Monday, Jul. 24, 1939

Sophie Spanked

In U. S. show business, most working performers belong to unions. The union which is supposed to take care of vaudevillians, night-club entertainers, circus performers and such is the imposingly-named American Federation of Actors. Like other entertainers' unions, the A. F. A. is more or less tied to the apron strings of a mother, the Associated Actors and Artistes of America ("Four A's"). Watchful grandma is the American Federation of Labor. Last week in Manhattan, Mother Four A's had A. F. A. with its pants down ready for a spanking. Grandma stood by.

When A. F. A.'s Executive Secretary Ralph Whitehead read in trade papers last winter that his union was incompetently and bossily run, he demanded that Four A's either give him a lollipop or a licking. Four A's, handing out no lollipops, investigated, last month issued eight charges against A. F. A., cited it for trial last week. Some charges: that A. F. A. was not run democratically; that it withheld some of its records from Four A's investigators; that it had used for administrative expenses $12,997 it had collected from benefits.

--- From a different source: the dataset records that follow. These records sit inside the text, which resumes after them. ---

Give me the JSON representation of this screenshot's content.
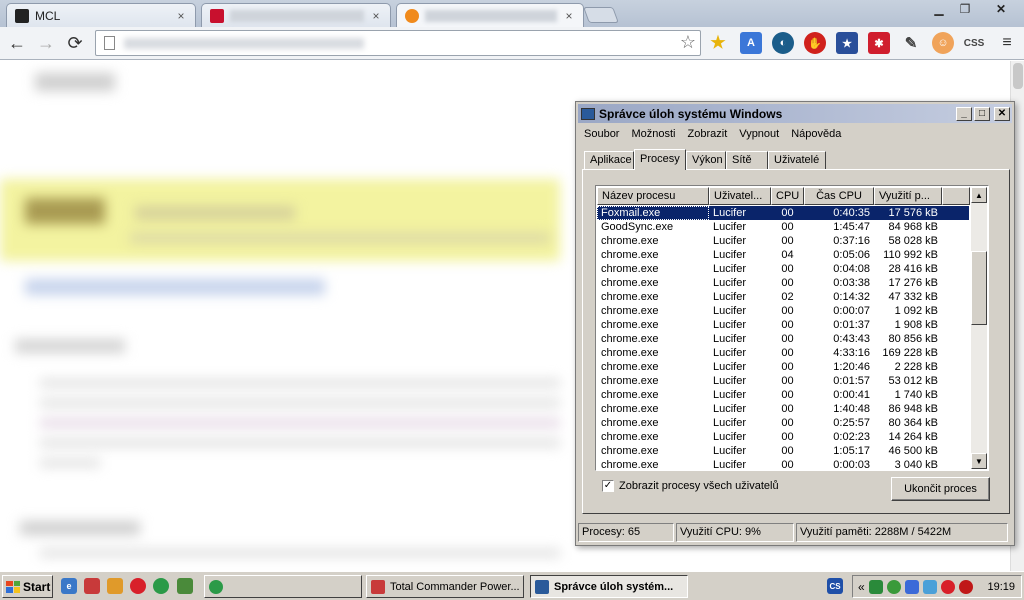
{
  "browser": {
    "tabs": [
      {
        "title": "MCL",
        "icon": "dark-square-icon"
      },
      {
        "title": "",
        "icon": "pnet-favicon"
      },
      {
        "title": "",
        "icon": "fish-favicon"
      }
    ],
    "close_glyph": "×"
  },
  "taskmanager": {
    "title": "Správce úloh systému Windows",
    "menu": [
      "Soubor",
      "Možnosti",
      "Zobrazit",
      "Vypnout",
      "Nápověda"
    ],
    "tabs": [
      "Aplikace",
      "Procesy",
      "Výkon",
      "Sítě",
      "Uživatelé"
    ],
    "active_tab": "Procesy",
    "columns": [
      "Název procesu",
      "Uživatel...",
      "CPU",
      "Čas CPU",
      "Využití p..."
    ],
    "rows": [
      [
        "Foxmail.exe",
        "Lucifer",
        "00",
        "0:40:35",
        "17 576 kB"
      ],
      [
        "GoodSync.exe",
        "Lucifer",
        "00",
        "1:45:47",
        "84 968 kB"
      ],
      [
        "chrome.exe",
        "Lucifer",
        "00",
        "0:37:16",
        "58 028 kB"
      ],
      [
        "chrome.exe",
        "Lucifer",
        "04",
        "0:05:06",
        "110 992 kB"
      ],
      [
        "chrome.exe",
        "Lucifer",
        "00",
        "0:04:08",
        "28 416 kB"
      ],
      [
        "chrome.exe",
        "Lucifer",
        "00",
        "0:03:38",
        "17 276 kB"
      ],
      [
        "chrome.exe",
        "Lucifer",
        "02",
        "0:14:32",
        "47 332 kB"
      ],
      [
        "chrome.exe",
        "Lucifer",
        "00",
        "0:00:07",
        "1 092 kB"
      ],
      [
        "chrome.exe",
        "Lucifer",
        "00",
        "0:01:37",
        "1 908 kB"
      ],
      [
        "chrome.exe",
        "Lucifer",
        "00",
        "0:43:43",
        "80 856 kB"
      ],
      [
        "chrome.exe",
        "Lucifer",
        "00",
        "4:33:16",
        "169 228 kB"
      ],
      [
        "chrome.exe",
        "Lucifer",
        "00",
        "1:20:46",
        "2 228 kB"
      ],
      [
        "chrome.exe",
        "Lucifer",
        "00",
        "0:01:57",
        "53 012 kB"
      ],
      [
        "chrome.exe",
        "Lucifer",
        "00",
        "0:00:41",
        "1 740 kB"
      ],
      [
        "chrome.exe",
        "Lucifer",
        "00",
        "1:40:48",
        "86 948 kB"
      ],
      [
        "chrome.exe",
        "Lucifer",
        "00",
        "0:25:57",
        "80 364 kB"
      ],
      [
        "chrome.exe",
        "Lucifer",
        "00",
        "0:02:23",
        "14 264 kB"
      ],
      [
        "chrome.exe",
        "Lucifer",
        "00",
        "1:05:17",
        "46 500 kB"
      ],
      [
        "chrome.exe",
        "Lucifer",
        "00",
        "0:00:03",
        "3 040 kB"
      ]
    ],
    "selected_row": 0,
    "show_all_label": "Zobrazit procesy všech uživatelů",
    "show_all_checked": true,
    "end_process_label": "Ukončit proces",
    "status": {
      "processes": "Procesy: 65",
      "cpu": "Využití CPU: 9%",
      "memory": "Využití paměti: 2288M / 5422M"
    }
  },
  "taskbar": {
    "start_label": "Start",
    "tasks": [
      {
        "label": "",
        "icon": "chrome-icon"
      },
      {
        "label": "Total Commander Power...",
        "icon": "total-commander-icon"
      },
      {
        "label": "Správce úloh systém...",
        "icon": "task-manager-icon"
      }
    ],
    "tray_lang": "CS",
    "tray_chevron": "«",
    "clock": "19:19"
  },
  "colors": {
    "selection": "#0a246a",
    "window_face": "#d4d0c8",
    "yellow_banner": "#f3f3a0"
  }
}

A. F. A.'s President Sophie Tucker, stout trouper who is widely regarded as a lovable prop executive, held an A. F. A. meeting to get a vote of confidence. Miss Tucker wept, a blonde bit another actor, there was a free-for-all and no vote of confidence. Last week as the A. F. A. trial opened, Miss Tucker, other executives and A. F. A. lawyers walked out on it, charging that it was packed and illegal.

When the A. F. A. members had departed, an accountant testified that the A. F. A. benefits had profited its out-of-work members nothing, cited other figures in an attempt to show that its financial methods were careless. Two swimmers, a dancer and a show girl from Billy Rose's Aquacade at the New York World's Fair, which the A. F. A. had been supposed to organize, vowed that A. F. A. had double-crossed them in a tiff with Mr. Rose over salary and rehearsal pay.

The Four A's found the A. F. A. guilty on all but part of one count, revoked its charter. This birthright Four A's thereupon presented to a new union, the American Guild of Variety Artists, with a constitution all written. Day later, the Guild was hard at work signing up A. F. A. members. A. F. A. executives declared they would go to court. Sophie Tucker said brittlely: "It is all very amusing. It is very funny."